Thursday, September 28, 2023

"Difference between night and day": Adventures in root-cause analysis

Last week we talked about a specific problem-solving discipline. Here's another case of problem-solving, involving an elegant example of root-cause analysis. 

A while ago I stumbled across a video that gives a perfect example of good, pragmatic root-cause analysis. The National Parks Service found that the stone of the Jefferson Memorial in Washington, D.C., was deteriorating. The analysis of what was causing the problem turned out to be a classic example of 5-Why methodology. The video is less than two minutes long:


Note that this is a perfect example of how 5-Why is supposed to work: you keep asking "Why?" until you get to a point where you can find a pragmatic solution ... and where you can't go any farther without giving up on pragmatism altogether.

  • Trying to stop the birds without stopping the spiders would have been hopeless.
  • Trying to stop the spiders without stopping the midges would have been hopeless.
  • On the other hand, nobody asked "Why do midges come out at dusk?" That's just a fact, and there's nothing we can do about it. (I've said before that if you start asking "Why?" about fundamental facts of nature, you've gone too far. Real root causes must be actionable.)

In that whole chain of causality, there was one sweet spot, flanked by impossibilities on both sides. That's where the solution lay.  

Not all root-cause analyses are this elegant, but this is certainly the goal to aspire to.

           

Thursday, September 21, 2023

Problem-solving with the Toyota Kata

A couple evenings ago, I attended a talk by Leigh Ann Schildmeier on the Toyota Kata process. Schildmeier is an engaging speaker; her material was interesting, and her presentation was disarmingly relaxed. All the same, she covered far more territory than I can address here. But I'd like to gesture towards the basics. If you want to know more, by all means contact her or check out one of her websites: Park Avenue Solutions or Starter Kata.

In a sense, Kata is a problem-solving methodology; like a number of others, it can be characterized as "the scientific method applied to business." What is distinctive, though, is that Kata (when properly applied) is a kind of discipline that permeates a company's decision-making. It's not just one more tool that sits on the shelf until you pull it down for a crisis. This distinction becomes clear when you look at the root meaning of the word: the term kata comes from martial arts, and it means "a detailed choreographed pattern ... made to be practised alone."* In the same way, the Toyota Kata is a pattern of thought and action that lets you pick your way through unknown territory; and ideally it should be so routine that you use it reflexively—on production problems, on management problems, or on finding your way in a new city when your GPS is broken. (Schildmeier says she has used Kata to improve her golf game.)

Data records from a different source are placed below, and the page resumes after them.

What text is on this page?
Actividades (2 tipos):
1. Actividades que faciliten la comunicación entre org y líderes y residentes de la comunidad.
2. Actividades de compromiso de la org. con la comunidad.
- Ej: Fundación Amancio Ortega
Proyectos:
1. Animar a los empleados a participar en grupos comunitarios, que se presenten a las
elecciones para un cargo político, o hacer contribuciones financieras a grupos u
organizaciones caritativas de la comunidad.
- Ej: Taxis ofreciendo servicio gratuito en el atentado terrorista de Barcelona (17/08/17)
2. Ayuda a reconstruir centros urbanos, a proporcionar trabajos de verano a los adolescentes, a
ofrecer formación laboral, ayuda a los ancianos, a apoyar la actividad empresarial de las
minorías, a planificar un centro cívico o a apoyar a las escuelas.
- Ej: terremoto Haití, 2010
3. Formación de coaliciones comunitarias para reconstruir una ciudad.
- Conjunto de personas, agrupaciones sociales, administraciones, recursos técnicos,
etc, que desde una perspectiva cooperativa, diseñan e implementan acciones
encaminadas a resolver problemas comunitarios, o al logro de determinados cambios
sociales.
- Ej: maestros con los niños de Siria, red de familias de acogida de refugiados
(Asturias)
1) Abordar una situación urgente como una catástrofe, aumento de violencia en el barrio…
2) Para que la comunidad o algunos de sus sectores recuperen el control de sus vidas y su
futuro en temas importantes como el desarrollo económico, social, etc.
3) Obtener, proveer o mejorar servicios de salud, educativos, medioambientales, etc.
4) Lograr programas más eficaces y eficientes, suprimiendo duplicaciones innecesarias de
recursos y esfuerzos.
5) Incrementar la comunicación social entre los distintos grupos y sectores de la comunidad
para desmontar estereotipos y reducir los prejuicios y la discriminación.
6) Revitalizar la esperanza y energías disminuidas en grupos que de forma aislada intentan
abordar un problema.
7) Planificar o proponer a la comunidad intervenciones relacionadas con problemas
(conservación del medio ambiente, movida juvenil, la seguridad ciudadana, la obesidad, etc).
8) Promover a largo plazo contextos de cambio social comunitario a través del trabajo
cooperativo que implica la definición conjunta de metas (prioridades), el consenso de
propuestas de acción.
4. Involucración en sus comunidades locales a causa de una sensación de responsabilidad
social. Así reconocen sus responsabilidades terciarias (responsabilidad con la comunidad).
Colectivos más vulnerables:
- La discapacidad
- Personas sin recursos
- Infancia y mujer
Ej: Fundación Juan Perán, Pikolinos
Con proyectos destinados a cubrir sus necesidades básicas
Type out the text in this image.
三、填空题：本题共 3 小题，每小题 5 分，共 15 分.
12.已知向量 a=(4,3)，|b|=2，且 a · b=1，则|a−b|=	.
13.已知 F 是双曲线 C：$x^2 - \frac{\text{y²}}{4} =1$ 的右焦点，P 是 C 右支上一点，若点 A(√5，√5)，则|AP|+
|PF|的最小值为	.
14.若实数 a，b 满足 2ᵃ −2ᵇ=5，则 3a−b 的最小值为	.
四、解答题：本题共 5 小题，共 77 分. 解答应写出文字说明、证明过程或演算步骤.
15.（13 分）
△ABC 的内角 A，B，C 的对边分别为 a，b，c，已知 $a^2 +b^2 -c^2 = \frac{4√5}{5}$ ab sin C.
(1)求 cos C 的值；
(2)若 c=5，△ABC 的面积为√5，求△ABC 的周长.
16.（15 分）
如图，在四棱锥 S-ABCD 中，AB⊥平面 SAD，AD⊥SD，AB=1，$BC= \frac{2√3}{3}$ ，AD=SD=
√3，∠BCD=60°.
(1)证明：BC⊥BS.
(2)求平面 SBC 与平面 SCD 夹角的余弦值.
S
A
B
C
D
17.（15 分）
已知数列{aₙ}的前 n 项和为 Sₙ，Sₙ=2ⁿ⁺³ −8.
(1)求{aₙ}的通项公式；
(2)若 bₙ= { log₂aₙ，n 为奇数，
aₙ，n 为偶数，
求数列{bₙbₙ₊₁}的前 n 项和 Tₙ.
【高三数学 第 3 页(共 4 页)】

As an aside: Before I go too far, I should clarify that Schildmeier did not invent this system, though she teaches it, coaches it, and consults on it. The system was invented by Toyota (hence the name), and it was first publicized in the United States by Mike Rother in a 2009 book called Toyota Kata

There are four basic steps to the Kata process, and in the abstract they sound very simple. 

  1. Understand the overall challenge you face.
  2. Grasp where you are right now.
  3. Set a target for your next step towards the challenge.
  4. Run experiments on how to get there.

To illustrate what these mean, Schildmeier asked us to think of a football** game.

  1. The overall challenge is to win the game.
  2. "Where you are right now" might be, let's say, the 50-yard line. But it also includes understanding the weather, the status of the game so far, your own current condition and that of the other team. There might be other relevant factors, as well.
  3. Your next "target condition" is where you want to get to next, in the service of the final goal. But it has to be concrete and achievable. In a football game, that might be to advance the ball ten yards. (In business, Schildmeier says your next "target condition" should be something you can achieve in no more than two weeks.)
  4. And then you run experiments on how to get there. Wait, what? Yes, says Schildmeier, that's exactly what a team does. They have already been running plays hour after hour in practice, for weeks before the game ever started. But they don't know until they actually get on the field which of those plays is going to work. They have to observe the concrete conditions on the field and the behavior of the players on the other team in order to get an idea which plays are likely to succeed and which ones are doomed to fail. And then, based on that empirical input, the quarterback calls the play and the team carries out what is—in effect—an experiment. Whether it works or fails, either result constitutes additional information which the team (especially the quarterback, of course) uses to decide which plays to call next time.  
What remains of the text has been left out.